Secondly, we may consider the image of God in man as regards its accidental qualities, so far as to observe in man a certain imitation of God, consisting in the fact that man proceeds from man, as God from God; and also in the fact that the whole human soul is in the whole body, as God from God; and also in the fact that the whole human soul is in the whole body, and again, in every part, as God is in regard to the whole world. In these and the like things the image of God is more perfect in man than it is in the angels. But these do not of themselves belong to the nature of the Divine image in man, unless we presuppose the first likeness, which is in the intellectual nature; otherwise even brute animals would be to God's image. Therefore, as in their intellectual nature, the angels are more to the image of God than man is, we must grant that, absolutely speaking, the angels are more to the image of God than man is, but that in some respects man is more like to God" (Summa Theologica I.93.3).

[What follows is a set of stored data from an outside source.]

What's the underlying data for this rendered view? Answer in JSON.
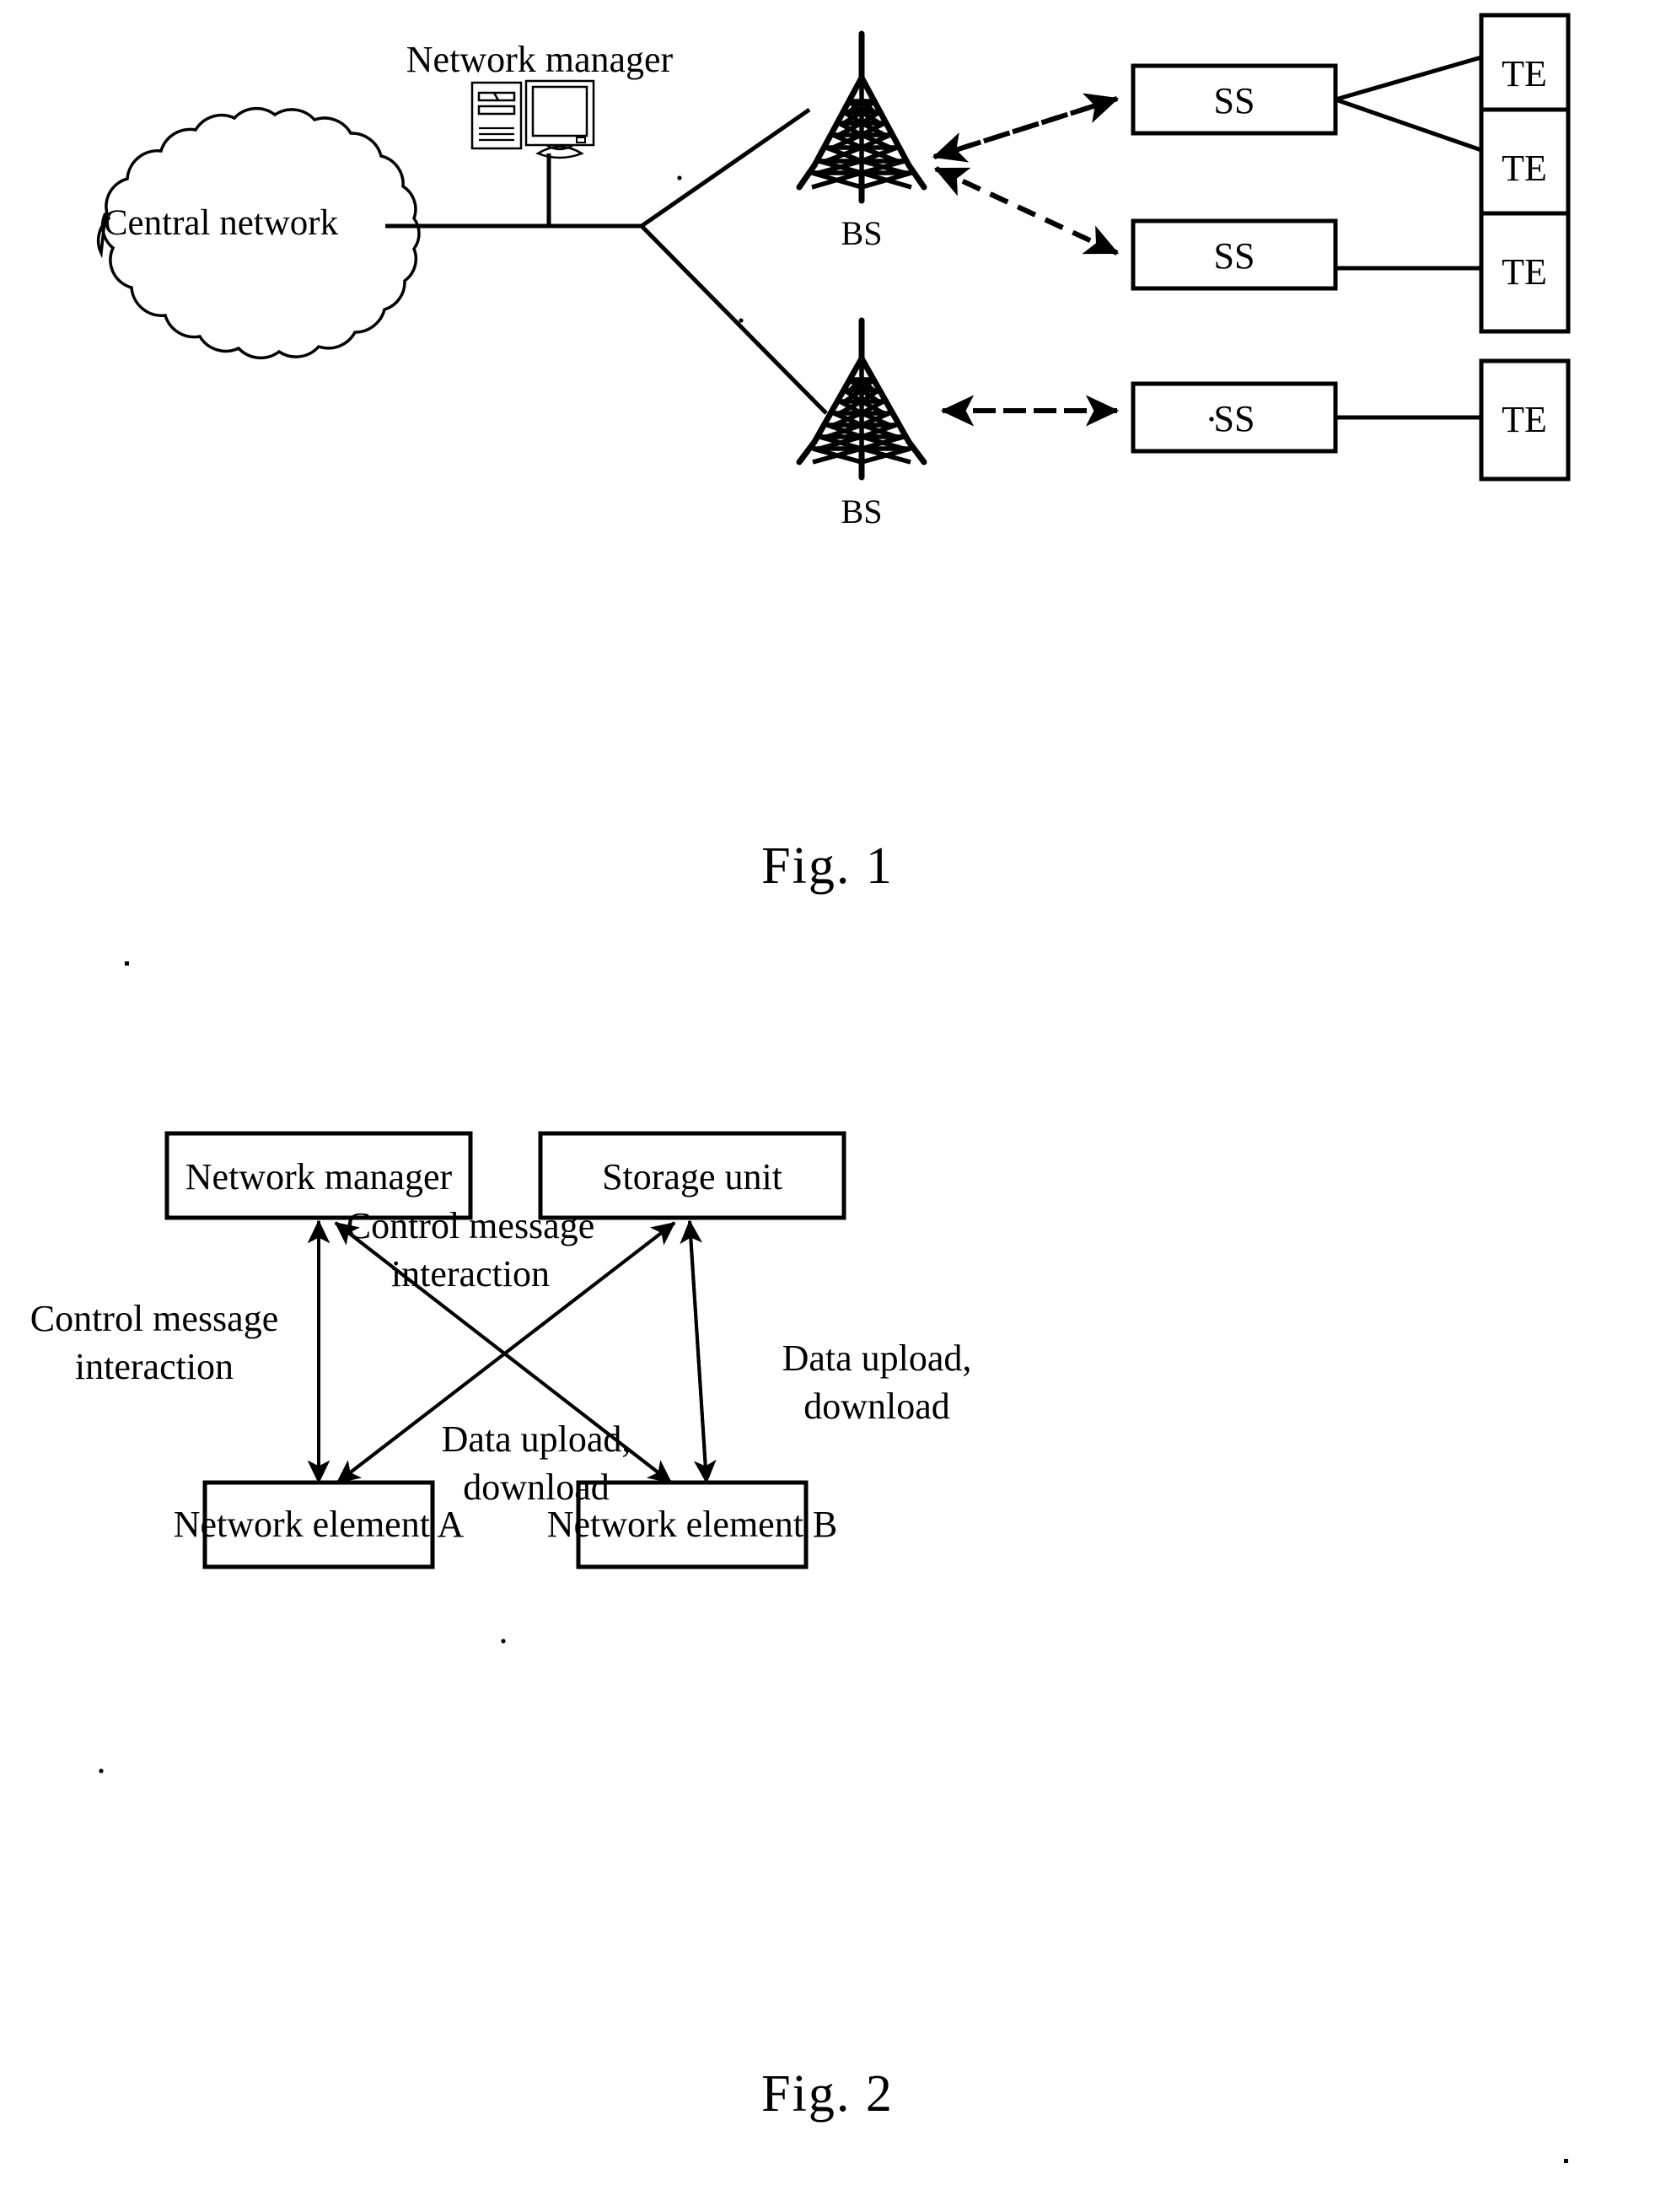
{
  "figures": [
    {
      "id": "fig1",
      "caption": "Fig. 1",
      "nodes": {
        "central_network": "Central network",
        "network_manager": "Network manager",
        "bs_top": "BS",
        "bs_bottom": "BS",
        "ss_1": "SS",
        "ss_2": "SS",
        "ss_3": "SS",
        "te_1": "TE",
        "te_2": "TE",
        "te_3": "TE",
        "te_4": "TE"
      },
      "icons": {
        "computer": "computer-workstation-icon",
        "tower": "radio-tower-icon",
        "cloud": "network-cloud-icon"
      }
    },
    {
      "id": "fig2",
      "caption": "Fig. 2",
      "boxes": {
        "network_manager": "Network manager",
        "storage_unit": "Storage unit",
        "network_element_a": "Network element A",
        "network_element_b": "Network element B"
      },
      "arrow_labels": {
        "control_left_line1": "Control message",
        "control_left_line2": "interaction",
        "control_center_line1": "Control message",
        "control_center_line2": "interaction",
        "data_center_line1": "Data upload,",
        "data_center_line2": "download",
        "data_right_line1": "Data upload,",
        "data_right_line2": "download"
      }
    }
  ],
  "colors": {
    "ink": "#000000",
    "paper": "#ffffff"
  }
}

Accidental quality though it may be, our ability to become parents--mother, father--and thus co-creators ("man proceeds from man") makes us more nearly to be in God's image.

Sex between people of the same sex differs, therefore, from intercourse between a heterosexual couple. It is moreover a difference in kind, and that is all the difference in the world. For these differences are each significant symbolically, and thus would destroy the efficacy of the sacrament of Marriage. Some of the difference communicated a lack of something which is present in heterosexual intercourse—as when homosexual acts fail to communicate the procreative nature of sex; in other differences, homosexual acts positively communicate something not communicated by heterosexual intercourse [1] which is evil—"life be thou swallowed up in death," for example. These differences are together or separately enough to make a difference in any relationship centered around them, such that a sacramental marriage between spouses of opposite sex is possible (and natural, or even "supernatural"), but ontologically impossible between a pair of partners of the same sex.

---Footnotes---
[1] Note that heterosexual intercourse means specifically intercourse in which the couple is joined as one: biologically, this means conjugal sex, not anal or oral or even contracepted sexual acts.